Erstellt von Simon Köppl | |   Kreisverband

Zukünftig PV-Anlagen auf Lärmschutzwänden?

Die grüne Kreistagsfraktion erzielt einen ersten Teilerfolg mit ihrem Antrag bei der Diskussion um den Ausbau von Photovoltaik-Anlagen im Landkreis

 

Auf Initiative der grünen Kreistagsfraktion inklusive eines zugehörigen Antrages (hier mehr dazu) diskutierte der Ausschuss für Umweltfragen, Energie, Landkreisentwicklung und Mobilität des Landkreises Berchtesgadener Land am 16.02.2022 über eine Beschleunigung des Ausbaus von Photovoltaik. Der Antrag nahm dabei mit Lärmschutzwänden und weiteren Begrenzungskonstruktionen leicht realisierbare Potenziale in den Blick. "Wir müssen beim PV-Ausbau endlich Geschwindigkeit aufnehmen, daher zielen wir mit unserem Antrag auf konfliktarme Flächen ab: An Begrenzungskonstruktionen wie Lärmschutzwänden liegt viel Potenzial brach, das sich sehr leicht heben ließe", so Simon Köppl, Kreisrat aus der Ramsau.
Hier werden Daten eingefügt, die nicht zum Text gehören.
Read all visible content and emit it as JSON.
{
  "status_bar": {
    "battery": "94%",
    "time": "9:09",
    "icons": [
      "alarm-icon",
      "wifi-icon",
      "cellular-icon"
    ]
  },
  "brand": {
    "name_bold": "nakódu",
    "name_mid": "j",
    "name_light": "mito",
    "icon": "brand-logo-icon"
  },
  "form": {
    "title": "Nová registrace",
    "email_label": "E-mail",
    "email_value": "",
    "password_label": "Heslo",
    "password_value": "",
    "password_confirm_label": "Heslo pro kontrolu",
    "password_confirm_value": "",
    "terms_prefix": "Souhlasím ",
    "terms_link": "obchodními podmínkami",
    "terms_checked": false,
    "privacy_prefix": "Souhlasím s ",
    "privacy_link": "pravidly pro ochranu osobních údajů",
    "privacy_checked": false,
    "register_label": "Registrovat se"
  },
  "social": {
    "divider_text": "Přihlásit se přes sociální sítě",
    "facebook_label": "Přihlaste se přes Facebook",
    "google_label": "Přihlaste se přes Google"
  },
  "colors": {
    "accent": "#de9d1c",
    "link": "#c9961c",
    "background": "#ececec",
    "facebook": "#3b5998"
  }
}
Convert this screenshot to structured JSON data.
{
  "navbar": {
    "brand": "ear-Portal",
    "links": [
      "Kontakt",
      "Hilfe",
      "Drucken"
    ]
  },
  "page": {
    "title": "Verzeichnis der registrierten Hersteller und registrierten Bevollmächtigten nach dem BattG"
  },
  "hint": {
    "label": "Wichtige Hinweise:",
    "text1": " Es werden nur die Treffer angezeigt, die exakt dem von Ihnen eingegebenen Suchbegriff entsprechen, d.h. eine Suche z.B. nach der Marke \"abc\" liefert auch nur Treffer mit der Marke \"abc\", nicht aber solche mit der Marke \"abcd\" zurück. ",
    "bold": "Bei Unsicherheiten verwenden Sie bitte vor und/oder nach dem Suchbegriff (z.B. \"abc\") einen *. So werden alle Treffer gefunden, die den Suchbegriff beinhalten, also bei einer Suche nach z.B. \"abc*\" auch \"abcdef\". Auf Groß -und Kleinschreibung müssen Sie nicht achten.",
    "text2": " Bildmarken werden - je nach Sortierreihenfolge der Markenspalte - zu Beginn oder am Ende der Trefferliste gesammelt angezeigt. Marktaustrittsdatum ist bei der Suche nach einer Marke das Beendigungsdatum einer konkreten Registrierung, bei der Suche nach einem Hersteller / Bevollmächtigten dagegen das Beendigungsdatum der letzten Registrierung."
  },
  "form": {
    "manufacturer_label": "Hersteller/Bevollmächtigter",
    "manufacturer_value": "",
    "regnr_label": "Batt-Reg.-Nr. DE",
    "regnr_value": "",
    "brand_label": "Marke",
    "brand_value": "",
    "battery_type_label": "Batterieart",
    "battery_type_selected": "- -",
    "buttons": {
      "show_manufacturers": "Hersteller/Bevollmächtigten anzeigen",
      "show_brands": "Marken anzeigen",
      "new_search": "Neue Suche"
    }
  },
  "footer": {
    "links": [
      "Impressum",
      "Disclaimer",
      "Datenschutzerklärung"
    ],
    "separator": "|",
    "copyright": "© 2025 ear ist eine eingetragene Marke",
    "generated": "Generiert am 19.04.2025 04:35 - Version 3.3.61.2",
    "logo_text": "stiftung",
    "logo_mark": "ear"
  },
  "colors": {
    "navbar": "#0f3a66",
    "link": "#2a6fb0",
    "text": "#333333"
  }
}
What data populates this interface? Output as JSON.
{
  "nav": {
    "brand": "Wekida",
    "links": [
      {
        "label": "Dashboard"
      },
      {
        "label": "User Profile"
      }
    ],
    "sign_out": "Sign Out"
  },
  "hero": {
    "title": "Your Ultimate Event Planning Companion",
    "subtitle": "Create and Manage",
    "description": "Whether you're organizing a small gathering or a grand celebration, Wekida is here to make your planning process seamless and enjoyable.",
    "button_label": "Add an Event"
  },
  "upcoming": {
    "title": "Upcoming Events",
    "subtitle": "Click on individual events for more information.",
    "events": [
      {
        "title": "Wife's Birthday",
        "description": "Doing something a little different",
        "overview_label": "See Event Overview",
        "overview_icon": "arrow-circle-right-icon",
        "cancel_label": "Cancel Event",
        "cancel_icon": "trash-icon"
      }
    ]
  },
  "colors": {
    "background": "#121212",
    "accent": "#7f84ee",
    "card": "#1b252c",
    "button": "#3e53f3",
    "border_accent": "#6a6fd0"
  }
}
Im Klimaschutzkonzept oder dem Energienutzungsplan wird ausgewiesen, dass zur Erreichung der Ziele im Jahr 2030 mit 4 MW pro Jahr zubauen müssen, in den letzten Jahren schafften wir mit 1 bis 2,6 MW dieses Ziel nicht annähernd!

 

Der Sachvortrag und der anschließende Beschlussvorschlag des Landratsamtes betonten die Schwierigkeiten in der Umsetzung wie die Verkehrssicherheit und eine reduzierte Ausbeute durch die teils senkrechte Montage. Dennoch gäbe es im Landkreis ein Potenzial von 270.000 kWh pro Jahr, wie eine Abstimmung mit dem Staatlichen Bauamt gezeigt. Simon Köppl konnte die ablehnende Haltung nicht nachvollziehen: "Natürlich gibt es Flächen wie Dächer, die eine höhere Ausbeute pro m² liefern - uns hilft aber jede kWh erneuerbare Energie. Konfliktarme Flächen bieten eine schnell umsetzbare Möglichkeit: Die Flächen gehören oft kommunalen oder staatlichen Stellen und Herausforderungen bzgl. der Statik gibt es auch nicht. Ich finde es sehr ärgerlich, dass das Landratsamt stets betont, was nicht geht", so Simon Köppl.

 

In der Diskussion des Ausschusses konnte aber ein Teilerfolg erzielt werden. Der ursprüngliche Beschlussvorschlag wurde in der Abstimmung geteilt: Zwar werden keine bestehenden Begrenzungskonstruktionen nachgerüstet, die grünen Ausschussmitglieder konnten aber durchsetzen, dass ein Teil unseres Antrag mehrheitlich angenommen wurde: Bei der Planung von zukünftigen Begrenzungskonstruktionen (z. B. Lärmschutzwänden, Mauern, Geländern) wird vom Landratsamt bzw. dem Staatlichen Bauamt geprüft, ob die Integration einer PV-Anlage technisch möglich ist. "Wir werden sowohl im Kreistag als auch in den Gemeinderäten darauf achten, dass in Zukunft bei Bauvorhaben verstärkt Photovoltaik mit integriert wird. Begrenzungskonstruktionen, Zäune etc. bieten hier viele kreative Möglichkeiten, die wir nutzen müssen" schloss Simon Köppl mit einem Appell an alle Gemeinderäte im Landkreis, bei der Energiewende nicht nur an Dächer zu denken.